Świetnie, że zostawiłaś drewno, że go nie zamalowałaś. Teraz to masz satysfakcję z wyników, jako że ta pozytywka wcześniej straszyła wszystkich, nawet Ciebie
Powiem Ci, że naprawdę szczęście Ci sprzyja. Najpierw znalazłaś pozytywkę, a potem skrzynię... Jestem pod wrażeniem. Choć dla mnie to z Ciebie bardziej Czarodziejka niż Czarownica
A na koniec dodam, że Twój Mąż to Cię bardzo kocha
Hahah DD
. Kocha mnie ,bo inaczej by sie nie zgodził ze mną pojechać po to.Ja siebie nie poznaję.Kiedyś to bym się wstydziła coś zabrać z ulicy.Jednak z czasem mi przeszło.Pierwszy był domek dla lalek.Córka marzyła o takim.Nie chciałam jej kupić bo taki domek to koszt 250f plus mebelki wyglądajace jak miniatury prawdziwych mebli.Znalazłam Wiktoriański domek na ulicy.Gdybym go nie zabrała to by wylądował na wysypisku bo śmieciarka już jechała po niego.Teraz od 2 lat cieszy wszystkie małe dziewczynki odwiedzające nasz dom.Uwielbiają te retro mebelki( to była frajda by go umeblować) i ten stary styl. Oczywiście nie biorę mebli z ulicy stale .Jednak jak zaistniała taka potrzeba jak teraz to czemu nie.

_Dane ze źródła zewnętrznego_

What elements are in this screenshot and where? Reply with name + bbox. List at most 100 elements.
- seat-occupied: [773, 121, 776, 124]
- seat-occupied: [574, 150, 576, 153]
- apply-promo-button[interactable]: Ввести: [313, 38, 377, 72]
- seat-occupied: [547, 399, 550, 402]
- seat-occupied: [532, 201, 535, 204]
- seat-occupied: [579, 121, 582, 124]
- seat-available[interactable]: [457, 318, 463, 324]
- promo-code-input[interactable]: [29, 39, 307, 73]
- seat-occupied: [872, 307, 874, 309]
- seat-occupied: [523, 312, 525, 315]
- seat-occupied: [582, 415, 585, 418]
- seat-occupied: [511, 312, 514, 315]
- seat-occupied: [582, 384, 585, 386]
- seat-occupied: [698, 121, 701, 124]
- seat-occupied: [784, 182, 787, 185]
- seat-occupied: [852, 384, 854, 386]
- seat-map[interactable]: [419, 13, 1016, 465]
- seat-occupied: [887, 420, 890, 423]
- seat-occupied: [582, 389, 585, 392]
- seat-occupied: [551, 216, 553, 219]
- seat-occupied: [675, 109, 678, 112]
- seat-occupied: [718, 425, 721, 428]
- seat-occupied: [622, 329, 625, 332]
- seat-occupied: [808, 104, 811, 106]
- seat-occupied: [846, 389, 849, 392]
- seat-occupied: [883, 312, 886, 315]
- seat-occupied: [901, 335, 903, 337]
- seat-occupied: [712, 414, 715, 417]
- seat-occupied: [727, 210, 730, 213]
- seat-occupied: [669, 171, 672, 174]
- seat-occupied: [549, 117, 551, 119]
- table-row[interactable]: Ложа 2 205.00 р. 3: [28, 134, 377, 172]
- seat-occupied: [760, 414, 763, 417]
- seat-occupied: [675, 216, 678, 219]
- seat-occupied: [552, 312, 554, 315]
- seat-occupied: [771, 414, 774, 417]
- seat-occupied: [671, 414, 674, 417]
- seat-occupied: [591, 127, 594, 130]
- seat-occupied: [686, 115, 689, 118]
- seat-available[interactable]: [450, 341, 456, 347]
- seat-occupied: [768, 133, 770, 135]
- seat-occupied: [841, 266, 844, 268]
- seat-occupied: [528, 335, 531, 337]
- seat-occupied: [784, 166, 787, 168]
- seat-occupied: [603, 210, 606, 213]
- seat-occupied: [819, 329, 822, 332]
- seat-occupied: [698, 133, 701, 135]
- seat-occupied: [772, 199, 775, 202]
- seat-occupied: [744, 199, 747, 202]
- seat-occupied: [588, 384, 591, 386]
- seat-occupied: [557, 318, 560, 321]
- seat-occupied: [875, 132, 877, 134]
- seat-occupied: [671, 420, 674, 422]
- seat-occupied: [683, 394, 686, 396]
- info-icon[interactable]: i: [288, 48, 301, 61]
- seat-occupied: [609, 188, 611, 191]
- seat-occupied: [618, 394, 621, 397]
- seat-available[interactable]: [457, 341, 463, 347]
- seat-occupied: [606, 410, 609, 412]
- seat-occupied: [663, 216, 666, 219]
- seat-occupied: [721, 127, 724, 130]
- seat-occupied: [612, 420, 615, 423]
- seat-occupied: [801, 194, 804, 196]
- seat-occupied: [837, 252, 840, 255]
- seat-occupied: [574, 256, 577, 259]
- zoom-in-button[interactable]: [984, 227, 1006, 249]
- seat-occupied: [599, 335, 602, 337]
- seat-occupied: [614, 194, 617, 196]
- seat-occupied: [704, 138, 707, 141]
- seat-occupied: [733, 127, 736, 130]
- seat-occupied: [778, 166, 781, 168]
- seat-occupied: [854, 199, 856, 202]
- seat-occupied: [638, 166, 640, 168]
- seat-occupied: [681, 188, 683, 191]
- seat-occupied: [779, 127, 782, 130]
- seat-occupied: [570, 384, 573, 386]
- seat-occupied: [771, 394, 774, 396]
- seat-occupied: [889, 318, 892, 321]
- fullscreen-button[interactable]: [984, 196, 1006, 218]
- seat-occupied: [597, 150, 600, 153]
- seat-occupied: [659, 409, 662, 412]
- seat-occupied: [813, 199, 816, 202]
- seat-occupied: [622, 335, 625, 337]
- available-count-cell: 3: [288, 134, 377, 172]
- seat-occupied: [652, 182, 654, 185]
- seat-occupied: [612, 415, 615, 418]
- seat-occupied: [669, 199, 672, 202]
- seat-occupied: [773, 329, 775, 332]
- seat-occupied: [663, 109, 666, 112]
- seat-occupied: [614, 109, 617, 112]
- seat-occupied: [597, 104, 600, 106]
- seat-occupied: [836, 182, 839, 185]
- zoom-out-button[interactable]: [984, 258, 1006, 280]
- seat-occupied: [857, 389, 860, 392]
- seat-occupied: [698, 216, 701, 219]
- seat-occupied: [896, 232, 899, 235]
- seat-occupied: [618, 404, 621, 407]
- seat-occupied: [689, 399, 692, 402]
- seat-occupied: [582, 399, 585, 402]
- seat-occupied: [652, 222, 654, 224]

no no fajna ta pozytywka i ten napis super sprawa - ja bym się ucieszyła
Renatko to mój pierwszy relief.Nie mam wprawy,wiec nie bardzo wiem jak sie takim sprzętem posługiwać.Będę was tutaj podglądywać i się kiedyś nauczę.
spoko kochana moje pierwsze reliefy wyglądały jakbym miała parkinsona bo takie farfoclowate były
twoje w porównaniu z moimi początkami są super
Dziękuje dziewczyny
Natabus zgodzę się z Tobą jednak nie wychodził mi delikatniejszy mimo kilku prób.Tubka z farbą jest taka mała,że gdybym próbowała więcej razy to w zasadzie tylko to pudełko byłoby ozdobione.W rzeczywistości nie raził tak bardzo
Naprawdę fantastyczne drewno odkryłaś i te uchwyciki ;o))
Dziękuję dziewczyny za miłe słowa.Ja obecnie nic w decou nie robię. Zajmę się teorią z forum
. Dla własnej mamy chętnie zrobiłabym kolejne krzesło zamiast zastrzyków ,które jej robię
Wielkanocne cuda wymiataja! A szkatulka nie dziwota, ze sie spodobala, swietne wykonanie, a poza tym mama otwiera szufladke, a tam dla niej 'dedykacja', swietne! No i z pozytywka...
wszystko już zostało powiedziane na temat pozytywki
Mnie też ona bardzo się podoba, ciekawa jestem jak wyglądała "przd". Podziwiam za ogrom pracy z czyszczeniem, ale efekt jest tego wart!